The most common solution is to use a stochastic Gaussian policy, based on the Gaussian distribution. In this case, the output of the actor is a mean vector \mu_\theta(s) and a variance vector \sigma_\theta(s), providing the parameters of the normal distribution. The policy \pi_\theta(s, a) = \mathcal{N}(\mu_\theta(s), \sigma^2_\theta(s)) is then simply defined as:

\pi_\theta(s, a) = \frac{1}{\sqrt{2\pi\sigma^2_\theta(s)}} \, \exp -\frac{(a - \mu_\theta(s))^2}{2\sigma_\theta(s)^2}

Figure 5: Reparameterization trick to implement continuous stochastic Gaussian policies.

In order to use backpropagation on the policy gradient (i.e. getting an analytical form of the score function \nabla_\theta \log \pi_\theta (s, a)), one can use the reparameterization trick (Heess et al., 2015) by rewriting the policy as:

a = \mu_\theta(s) + \sigma_\theta(s) \times \xi \qquad \text{where} \qquad \xi \sim \mathcal{N}(0,1)

To select an action, we only need to sample \xi from the unit normal distribution, multiply it by the standard deviation and add the mean. To compute the score function, we use the following partial derivatives:

\nabla_\mu \log \pi_\theta (s, a) = \frac{a - \mu_\theta(s)}{\sigma_\theta(s)^2} \qquad \nabla_\sigma \log \pi_\theta (s, a) = \frac{(a - \mu_\theta(s))^2}{\sigma_\theta(s)^3} - \frac{1}{\sigma_\theta(s)}

and use the chain rule to obtain the score function. The reparameterization trick is a cool trick to apply backpropagation on stochastic problems: it is for example used in the variational auto-encoders [VAE; Kingma and Welling (2013)].

Depending on the problem, one could use: 1) a fixed \sigma for the whole action space, 2) a fixed \sigma per DoF, 3) a learnable \sigma per DoF (assuming all action dimensions to be mutually independent) or even 4) a covariance matrix \Sigma when the action dimensions are dependent.

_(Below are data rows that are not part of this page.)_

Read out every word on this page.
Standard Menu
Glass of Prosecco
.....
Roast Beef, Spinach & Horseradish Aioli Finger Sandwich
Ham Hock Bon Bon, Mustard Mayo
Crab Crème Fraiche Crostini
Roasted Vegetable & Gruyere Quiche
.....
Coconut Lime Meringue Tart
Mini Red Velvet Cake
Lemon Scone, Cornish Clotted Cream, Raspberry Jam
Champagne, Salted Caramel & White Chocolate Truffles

One limitation of Gaussian policies is that their support is infinite: even with a small variance, samples actions can deviate a lot (albeit rarely) from the mean. This is particularly a problem when action must have a limited range: the torque of an effector, the linear or angular speed of a car, etc. Clipping the sampled action to minimal and maximal values introduces a bias which can impair learning. Chou et al. (2017) proposed to use beta-distributions instead of Gaussian ones in the actor. Sampled values have a [0,1] support, which can rescaled to [v_\text{min},v_\text{max}] easily. They show that beta policies have less bias than Gaussian policies in most continuous problems.